= Steyning Edgerley =

Sir Steyning William Edgerley, KCSI, KCVO, CIE (16 August 1857 – 1 May 1935) was a British administrator in India. A member of the Indian Civil Service, he held senior Secretariat appointments in the Government of Bombay.

== Biography ==
Educated at Shrewsbury School, Edgerley passed into the Indian Civil Service by examination in 1877, and spent his probation in 1877–1879 at Balliol College, Oxford. He went to India in 1879 and was engaged in district work in Sind. In 1888, he was appointed Under-Secretary in the Home Department of the Government of India, and thereafter spent most of his career at provincial headquarters.

Edgerley was private secretary to the Governor of Bombay (Lord Reay, Lord Harris, and Lord Sandhurst) from 1889 to 1895, when he was appointed a CIE. He was then selected by Lord Sandhurt to become Secretary to the Government of Bombay in the Political, Judicial, and Legislative Departments. In 1905, he became Chief Secretary to the Government of Bombay. In 1905, he was knighted a KCVO in connexion with his work on the Indian tour of the Prince and Princess of Wales.
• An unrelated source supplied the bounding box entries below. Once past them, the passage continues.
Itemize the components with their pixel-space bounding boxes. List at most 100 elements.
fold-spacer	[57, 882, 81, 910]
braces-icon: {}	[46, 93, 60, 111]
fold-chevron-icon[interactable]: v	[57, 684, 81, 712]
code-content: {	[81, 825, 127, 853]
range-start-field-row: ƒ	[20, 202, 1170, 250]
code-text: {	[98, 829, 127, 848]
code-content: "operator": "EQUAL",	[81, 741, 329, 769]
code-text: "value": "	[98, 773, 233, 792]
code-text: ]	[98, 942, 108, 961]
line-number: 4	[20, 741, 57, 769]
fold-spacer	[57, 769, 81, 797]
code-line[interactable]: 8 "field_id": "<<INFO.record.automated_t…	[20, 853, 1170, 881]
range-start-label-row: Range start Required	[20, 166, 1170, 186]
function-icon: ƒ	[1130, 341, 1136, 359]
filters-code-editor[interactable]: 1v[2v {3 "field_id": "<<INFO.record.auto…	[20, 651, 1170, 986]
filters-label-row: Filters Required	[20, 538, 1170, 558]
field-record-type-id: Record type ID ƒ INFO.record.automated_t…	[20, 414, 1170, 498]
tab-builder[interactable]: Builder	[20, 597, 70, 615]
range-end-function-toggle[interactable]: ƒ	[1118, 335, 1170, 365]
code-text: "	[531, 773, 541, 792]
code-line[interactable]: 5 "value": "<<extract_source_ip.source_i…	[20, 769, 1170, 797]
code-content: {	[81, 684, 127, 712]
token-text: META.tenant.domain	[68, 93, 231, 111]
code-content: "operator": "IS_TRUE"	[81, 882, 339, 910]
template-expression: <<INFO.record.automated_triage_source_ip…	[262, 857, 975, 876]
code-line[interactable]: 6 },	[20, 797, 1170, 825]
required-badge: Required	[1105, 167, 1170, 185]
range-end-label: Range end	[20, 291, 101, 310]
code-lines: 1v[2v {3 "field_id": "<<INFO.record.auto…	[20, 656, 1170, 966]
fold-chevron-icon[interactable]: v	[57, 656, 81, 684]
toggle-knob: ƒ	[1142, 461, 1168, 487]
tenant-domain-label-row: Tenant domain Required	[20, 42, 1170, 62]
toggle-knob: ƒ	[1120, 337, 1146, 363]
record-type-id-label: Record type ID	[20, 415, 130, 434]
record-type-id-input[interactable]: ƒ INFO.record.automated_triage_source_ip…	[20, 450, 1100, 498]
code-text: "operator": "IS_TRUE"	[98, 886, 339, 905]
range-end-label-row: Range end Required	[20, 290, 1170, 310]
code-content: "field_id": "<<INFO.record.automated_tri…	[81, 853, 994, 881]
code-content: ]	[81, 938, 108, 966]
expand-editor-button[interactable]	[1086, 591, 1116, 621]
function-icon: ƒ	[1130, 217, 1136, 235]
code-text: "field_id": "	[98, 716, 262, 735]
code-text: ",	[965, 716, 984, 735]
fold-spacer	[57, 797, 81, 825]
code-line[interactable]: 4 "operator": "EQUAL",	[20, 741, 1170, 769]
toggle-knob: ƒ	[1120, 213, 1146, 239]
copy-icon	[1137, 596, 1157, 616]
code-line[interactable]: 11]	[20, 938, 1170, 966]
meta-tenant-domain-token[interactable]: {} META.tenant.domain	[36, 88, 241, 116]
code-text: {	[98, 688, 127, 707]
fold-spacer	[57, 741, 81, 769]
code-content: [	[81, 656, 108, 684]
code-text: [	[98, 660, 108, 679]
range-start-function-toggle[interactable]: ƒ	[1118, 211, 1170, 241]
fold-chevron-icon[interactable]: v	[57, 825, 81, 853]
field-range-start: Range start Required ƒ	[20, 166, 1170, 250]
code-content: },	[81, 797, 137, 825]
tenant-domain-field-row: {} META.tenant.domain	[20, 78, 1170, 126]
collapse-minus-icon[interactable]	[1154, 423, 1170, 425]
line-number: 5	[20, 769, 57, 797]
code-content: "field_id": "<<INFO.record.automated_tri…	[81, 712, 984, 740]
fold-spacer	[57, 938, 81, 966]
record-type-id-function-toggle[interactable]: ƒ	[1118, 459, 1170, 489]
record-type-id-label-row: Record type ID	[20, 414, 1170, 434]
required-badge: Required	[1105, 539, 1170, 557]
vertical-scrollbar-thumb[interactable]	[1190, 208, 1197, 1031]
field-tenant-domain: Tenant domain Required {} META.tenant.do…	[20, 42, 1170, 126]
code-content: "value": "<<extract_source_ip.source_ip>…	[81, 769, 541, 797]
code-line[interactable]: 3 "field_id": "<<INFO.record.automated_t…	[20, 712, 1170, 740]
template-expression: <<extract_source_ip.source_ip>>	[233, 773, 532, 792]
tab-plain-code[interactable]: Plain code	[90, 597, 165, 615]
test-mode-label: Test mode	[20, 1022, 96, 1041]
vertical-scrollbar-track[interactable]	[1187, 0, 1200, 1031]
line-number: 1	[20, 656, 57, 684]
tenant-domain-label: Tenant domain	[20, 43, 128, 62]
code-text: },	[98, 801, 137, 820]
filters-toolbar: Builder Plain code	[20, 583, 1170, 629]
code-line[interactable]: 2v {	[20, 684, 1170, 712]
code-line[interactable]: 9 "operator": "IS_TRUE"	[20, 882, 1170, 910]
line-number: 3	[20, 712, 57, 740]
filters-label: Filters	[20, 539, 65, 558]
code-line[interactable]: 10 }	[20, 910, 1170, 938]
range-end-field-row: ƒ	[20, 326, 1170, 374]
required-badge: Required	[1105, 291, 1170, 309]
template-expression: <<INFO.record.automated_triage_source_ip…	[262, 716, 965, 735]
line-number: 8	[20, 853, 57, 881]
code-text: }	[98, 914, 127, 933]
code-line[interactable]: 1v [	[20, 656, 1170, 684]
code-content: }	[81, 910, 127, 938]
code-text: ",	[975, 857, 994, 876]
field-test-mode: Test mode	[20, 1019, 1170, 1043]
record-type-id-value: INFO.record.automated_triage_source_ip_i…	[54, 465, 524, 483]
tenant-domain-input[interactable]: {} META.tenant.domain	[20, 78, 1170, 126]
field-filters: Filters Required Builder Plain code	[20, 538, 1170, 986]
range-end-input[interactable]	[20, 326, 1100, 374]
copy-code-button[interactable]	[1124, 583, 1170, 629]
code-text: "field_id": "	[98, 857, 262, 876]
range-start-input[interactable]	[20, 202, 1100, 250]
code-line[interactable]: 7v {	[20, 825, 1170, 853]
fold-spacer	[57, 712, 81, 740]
In 1907, he was appointed Political and Judicial Member, Government of Bombay, but was soon after appointed to be a member of the Decentralization Commission under Sir Charles Hobhouse, coming to the notice of John Morley. In 1909, Morley appointed Edgerley to the Council of India, serving until 1916. At the same time, he was a Commissioner of Income-tax at the India Office. He was made a KCSI shortly before his retirement in 1916.

== Family ==
Edgerley married in 1898 Ethel Frances, née Pritchard (died 1912), daughter of the Bombay civilian Sir Charles Pritchard. They had a son and a daughter.